Supporting the view of resilient near-term liquidity, underlying data show Pagaya with a current ratio of 5.11, indicating liquid assets comfortably exceed short-term obligations.
Analyst perspective and street reactions
Stephens characterized the underwriting tightening as somewhat unexpected relative to other consumer finance companies that have reported so far, and the firm emphasized this was not a credit miss. Instead, Stephens suggested Pagaya may be taking a preemptive step ahead of potential credit deterioration. The research house kept its Overweight stance but reduced the price target driven by lower revenue and EPS estimates, noting the company’s prior trajectory for revenue and EPS growth "has been put on hold."
Separately, three analysts have revised their earnings estimates upward for the coming period, and consensus forecasts indicate that Pagaya is expected to be profitable this year. In other analyst activity, Citizens lowered its price target on Pagaya from $35.00 to $22.00 and maintained a Market Outperform rating, citing expectations for slower growth that could reduce operating leverage in the year ahead.
Recent reported figures
For the fourth quarter of 2025, Pagaya reported EPS of $0.80 versus an expected $0.35, equating to a 128.57% surprise to the upside. Revenue for that period was $334.81 million, below the forecast of $348.75 million, a shortfall that contributed to investor concern despite the strong EPS print.
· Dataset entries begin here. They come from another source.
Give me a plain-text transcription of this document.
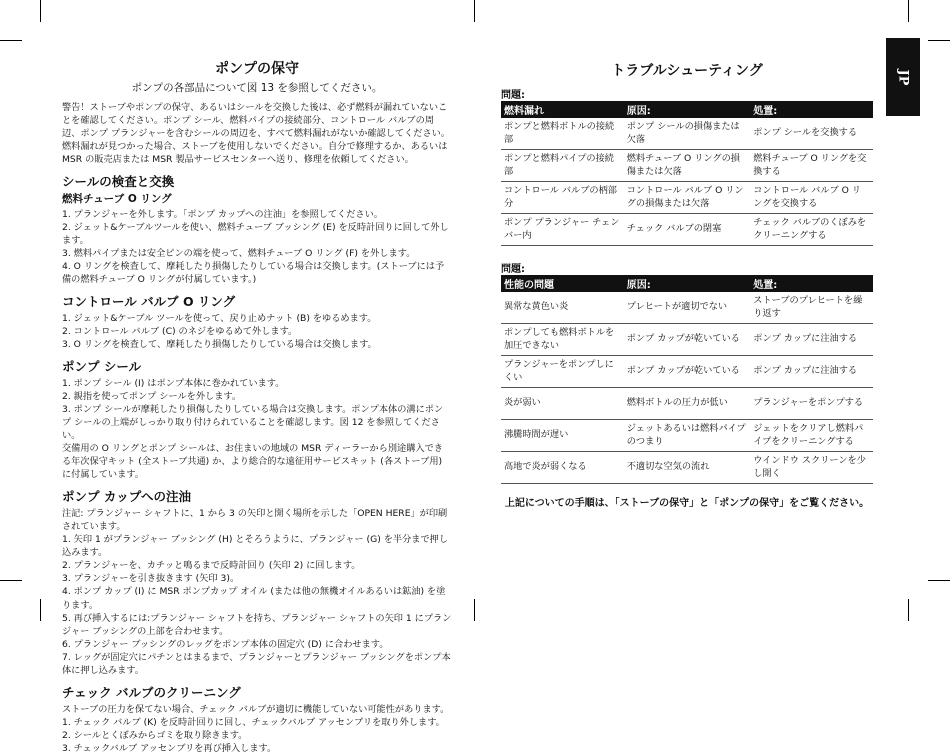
JP
ポンプの保守
ポンプの各部品について図 13 を参照してください。

警告！ストーブやポンプの保守、あるいはシールを交換した後は、必ず燃料が漏れていないことを確認してください。ポンプ シール、燃料パイプの接続部分、コントロール バルブの周辺、ポンプ プランジャーを含むシールの周辺を、すべて燃料漏れがないか確認してください。燃料漏れが見つかった場合、ストーブを使用しないでください。自分で修理するか、あるいは MSR の販売店または MSR 製品サービスセンターへ送り、修理を依頼してください。

シールの検査と交換
燃料チューブ O リング

1. プランジャーを外します。「ポンプ カップへの注油」を参照してください。

2. ジェット&ケーブルツールを使い、燃料チューブ ブッシング (E) を反時計回りに回して外します。

3. 燃料パイプまたは安全ピンの端を使って、燃料チューブ O リング (F) を外します。

4. O リングを検査して、摩耗したり損傷したりしている場合は交換します。(ストーブには予備の燃料チューブ O リングが付属しています。)

コントロール バルブ O リング

1. ジェット&ケーブル ツールを使って、戻り止めナット (B) をゆるめます。

2. コントロール バルブ (C) のネジをゆるめて外します。

3. O リングを検査して、摩耗したり損傷したりしている場合は交換します。

ポンプ シール

1. ポンプ シール (I) はポンプ本体に巻かれています。

2. 親指を使ってポンプ シールを外します。

3. ポンプ シールが摩耗したり損傷したりしている場合は交換します。ポンプ本体の溝にポンプ シールの上端がしっかり取り付けられていることを確認します。図 12 を参照してください。

交備用の O リングとポンプ シールは、お住まいの地域の MSR ディーラーから別途購入できる年次保守キット (全ストーブ共通) か、より総合的な遠征用サービスキット (各ストーブ用) に付属しています。

ポンプ カップへの注油

注記: プランジャー シャフトに、1 から 3 の矢印と開く場所を示した「OPEN HERE」が印刷されています。

1. 矢印 1 がプランジャー ブッシング (H) とそろうように、プランジャー (G) を半分まで押し込みます。

2. プランジャーを、カチッと鳴るまで反時計回り (矢印 2) に回します。

3. プランジャーを引き抜きます (矢印 3)。

4. ポンプ カップ (I) に MSR ポンプカップ オイル (または他の無機オイルあるいは鉱油) を塗ります。

5. 再び挿入するには:プランジャー シャフトを持ち、プランジャー シャフトの矢印 1 にプランジャー ブッシングの上部を合わせます。

6. プランジャー ブッシングのレッグをポンプ本体の固定穴 (D) に合わせます。

7. レッグが固定穴にパチンとはまるまで、プランジャーとプランジャー ブッシングをポンプ本体に押し込みます。

チェック バルブのクリーニング

ストーブの圧力を保てない場合、チェック バルブが適切に機能していない可能性があります。

1. チェック バルブ (K) を反時計回りに回し、チェックバルブ アッセンブリを取り外します。

2. シールとくぼみからゴミを取り除きます。

3. チェックバルブ アッセンブリを再び挿入します。

トラブルシューティング
問題:
燃料漏れ	原因:	処置:
ポンプと燃料ボトルの接続部	ポンプ シールの損傷または欠落	ポンプ シールを交換する
ポンプと燃料パイプの接続部	燃料チューブ O リングの損傷または欠落	燃料チューブ O リングを交換する
コントロール バルブの柄部分	コントロール バルブ O リングの損傷または欠落	コントロール バルブ O リングを交換する
ポンプ プランジャー チェンバー内	チェック バルブの閉塞	チェック バルブのくぼみをクリーニングする
問題:
性能の問題	原因:	処置:
異常な黄色い炎	プレヒートが適切でない	ストーブのプレヒートを繰り返す
ポンプしても燃料ボトルを加圧できない	ポンプ カップが乾いている	ポンプ カップに注油する
プランジャーをポンプしにくい	ポンプ カップが乾いている	ポンプ カップに注油する
炎が弱い	燃料ボトルの圧力が低い	プランジャーをポンプする
沸騰時間が遅い	ジェットあるいは燃料パイプのつまり	ジェットをクリアし燃料パイプをクリーニングする
高地で炎が弱くなる	不適切な空気の流れ	ウインドウ スクリーンを少し開く
上記についての手順は、「ストーブの保守」と「ポンプの保守」をご覧ください。
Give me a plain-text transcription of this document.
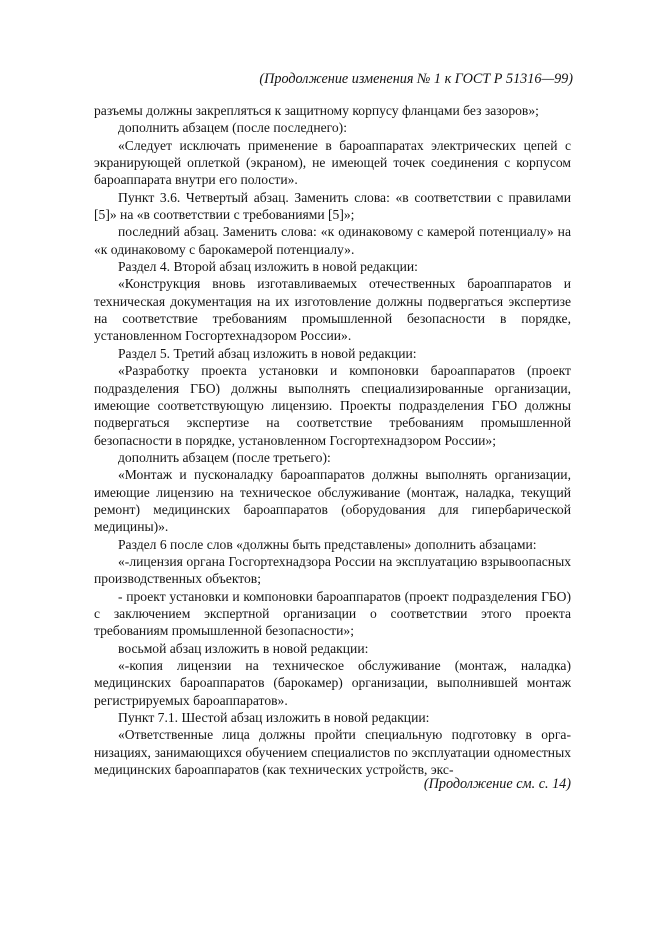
(Продолжение изменения № 1 к ГОСТ Р 51316—99)

разъемы должны закрепляться к защитному корпусу фланцами без зазоров»;

дополнить абзацем (после последнего):

«Следует исключать применение в бароаппаратах электрических цепей с экранирующей оплеткой (экраном), не имеющей точек соединения с корпусом бароаппарата внутри его полости».

Пункт 3.6. Четвертый абзац. Заменить слова: «в соответствии с правилами [5]» на «в соответствии с требованиями [5]»;

последний абзац. Заменить слова: «к одинаковому с камерой потенциалу» на «к одинаковому с барокамерой потенциалу».

Раздел 4. Второй абзац изложить в новой редакции:

«Конструкция вновь изготавливаемых отечественных бароаппаратов и техническая документация на их изготовление должны подвергаться экспертизе на соответствие требованиям промышленной безопасности в порядке, установленном Госгортехнадзором России».

Раздел 5. Третий абзац изложить в новой редакции:

«Разработку проекта установки и компоновки бароаппаратов (проект подразделения ГБО) должны выполнять специализированные организации, имеющие соответствующую лицензию. Проекты подразделения ГБО должны подвергаться экспертизе на соответствие требованиям промышленной безопасности в порядке, установленном Госгортехнадзором России»;

дополнить абзацем (после третьего):

«Монтаж и пусконаладку бароаппаратов должны выполнять организации, имеющие лицензию на техническое обслуживание (монтаж, наладка, текущий ремонт) медицинских бароаппаратов (оборудования для гипербарической медицины)».

Раздел 6 после слов «должны быть представлены» дополнить абзацами:

«-лицензия органа Госгортехнадзора России на эксплуатацию взрывоопасных производственных объектов;

- проект установки и компоновки бароаппаратов (проект подразделения ГБО) с заключением экспертной организации о соответствии этого проекта требованиям промышленной безопасности»;

восьмой абзац изложить в новой редакции:

«-копия лицензии на техническое обслуживание (монтаж, наладка) медицинских бароаппаратов (барокамер) организации, выполнившей монтаж регистрируемых бароаппаратов».

Пункт 7.1. Шестой абзац изложить в новой редакции:

«Ответственные лица должны пройти специальную подготовку в организациях, занимающихся обучением специалистов по эксплуатации одноместных медицинских бароаппаратов (как технических устройств, экс-

(Продолжение см. с. 14)
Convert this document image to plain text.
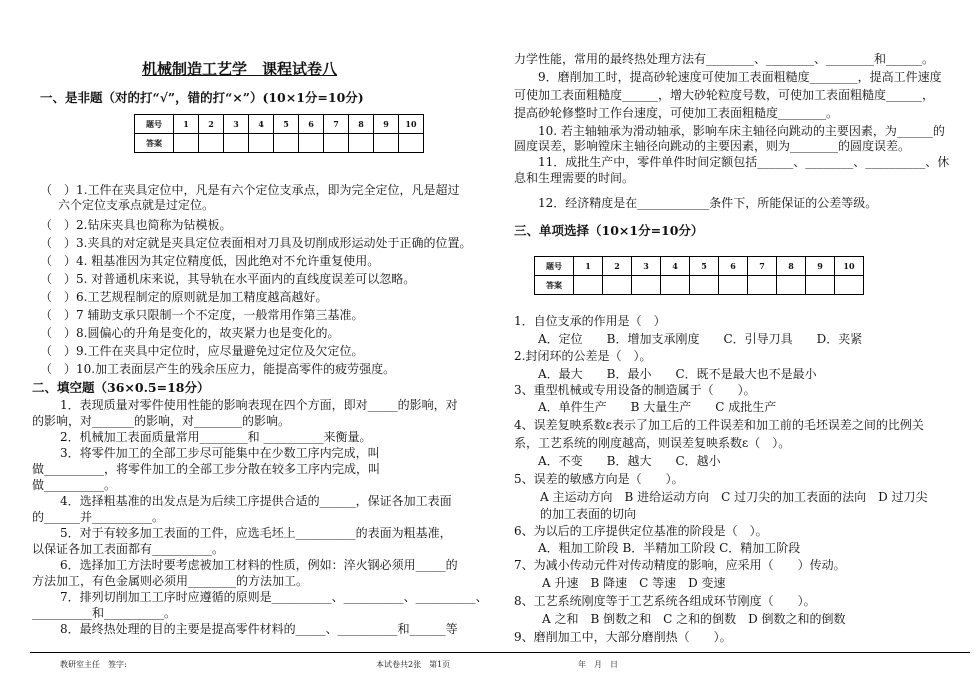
机械制造工艺学　课程试卷八
一、是非题（对的打“√”，错的打“×”）(10×1分=10分)
题号	1	2	3	4	5	6	7	8	9	10
答案										
（　）1.工件在夹具定位中，凡是有六个定位支承点，即为完全定位，凡是超过
六个定位支承点就是过定位。
（　）2.钻床夹具也简称为钻模板。
（　）3.夹具的对定就是夹具定位表面相对刀具及切削成形运动处于正确的位置。
（　）4. 粗基准因为其定位精度低，因此绝对不允许重复使用。
（　）5. 对普通机床来说，其导轨在水平面内的直线度误差可以忽略。
（　）6.工艺规程制定的原则就是加工精度越高越好。
（　）7 辅助支承只限制一个不定度，一般常用作第三基准。
（　）8.圆偏心的升角是变化的，故夹紧力也是变化的。
（　）9.工件在夹具中定位时，应尽量避免过定位及欠定位。
（　）10.加工表面层产生的残余压应力，能提高零件的疲劳强度。
二、填空题（36×0.5=18分）
1．表现质量对零件使用性能的影响表现在四个方面，即对_____的影响，对
的影响，对_______的影响，对________的影响。
2．机械加工表面质量常用________和 __________来衡量。
3．将零件加工的全部工步尽可能集中在少数工序内完成，叫
做__________，将零件加工的全部工步分散在较多工序内完成，叫
做__________。
4．选择粗基准的出发点是为后续工序提供合适的______，保证各加工表面
的______并__________。
5．对于有较多加工表面的工件，应选毛坯上__________的表面为粗基准，
以保证各加工表面都有__________。
6．选择加工方法时要考虑被加工材料的性质，例如：淬火钢必须用_____的
方法加工，有色金属则必须用________的方法加工。
7．排列切削加工工序时应遵循的原则是__________、__________、__________、
__________和__________。
8．最终热处理的目的主要是提高零件材料的_____、__________和______等
力学性能，常用的最终热处理方法有________、________、________和______。
9．磨削加工时，提高砂轮速度可使加工表面粗糙度________，提高工件速度
可使加工表面粗糙度______，增大砂轮粒度号数，可使加工表面粗糙度______，
提高砂轮修整时工作台速度，可使加工表面粗糙度________。
10. 若主轴轴承为滑动轴承，影响车床主轴径向跳动的主要因素，为______的
圆度误差，影响镗床主轴径向跳动的主要因素，则为________的圆度误差。
11．成批生产中，零件单件时间定额包括______、________、__________、休
息和生理需要的时间。
12．经济精度是在____________条件下，所能保证的公差等级。
三、单项选择（10×1分=10分）
题号	1	2	3	4	5	6	7	8	9	10
答案										
1．自位支承的作用是（　）
A．定位　　B．增加支承刚度　　C．引导刀具　　D．夹紧
2.封闭环的公差是（　）。
A．最大　　B．最小　　C．既不是最大也不是最小
3、重型机械或专用设备的制造属于（　　）。
A．单件生产　　B 大量生产　　C 成批生产
4、误差复映系数ε表示了加工后的工件误差和加工前的毛坯误差之间的比例关
系，工艺系统的刚度越高，则误差复映系数ε（　）。
A．不变　　B．越大　　C．越小
5、误差的敏感方向是（　　）。
A 主运动方向　B 进给运动方向　C 过刀尖的加工表面的法向　D 过刀尖
的加工表面的切向
6、为以后的工序提供定位基准的阶段是（　）。
A．粗加工阶段 B．半精加工阶段 C．精加工阶段
7、为减小传动元件对传动精度的影响，应采用（　　）传动。
A 升速　B 降速　C 等速　D 变速
8、工艺系统刚度等于工艺系统各组成环节刚度（　　）。
A 之和　B 倒数之和　C 之和的倒数　D 倒数之和的倒数
9、磨削加工中，大部分磨削热（　　）。
教研室主任　签字:	本试卷共2张　第1页	年　月　日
Implications for investors
The combination of tightened underwriting, below-expectation volumes and revenue, and a shortfall in 2026 guidance helped push several analyst firms to re-evaluate forecasts and valuations. While credit metrics in the reported quarter did not show additional impairments and liquidity appears solid, the near-term growth trajectory has been interrupted, prompting valuation adjustments by sell-side analysts.
Conclusion
Stephens’ move to lower its price target while keeping an Overweight view reflects a recalibration of expectations after Pagaya’s Q4 results and its decision to tighten underwriting. The company’s credit performance in the quarter was steady, but reduced volumes and a softer outlook for 2026 have become focal points for analysts and investors assessing the stock.
Key points
- Stephens lowered Pagaya’s price target to $25.00 from $33.00 and maintained an Overweight rating.
- Pagaya beat Q4 expectations on Net Income and EPS but missed on Volumes and Revenue; 2026 guidance was below market expectations.
- Company tightened underwriting by cutting certain tiers, which reduced Network Volume; credit metrics showed no incremental write-downs in Q4 and liquidity remains strong with a current ratio of 5.11.
Risks and uncertainties
- Tighter underwriting may continue to depress Network Volume and revenue growth, affecting fintech and consumer finance market dynamics.
- Shortfall in 2026 guidance and lowered analyst estimates create downside risk for investor sentiment in the stock and could pressure valuations in the specialty finance sector.
- Even with stable credit performance in the reported quarter, future credit trends remain uncertain; management’s proactive tightening may or may not preempt future losses, which is an open uncertainty for risk-sensitive investors.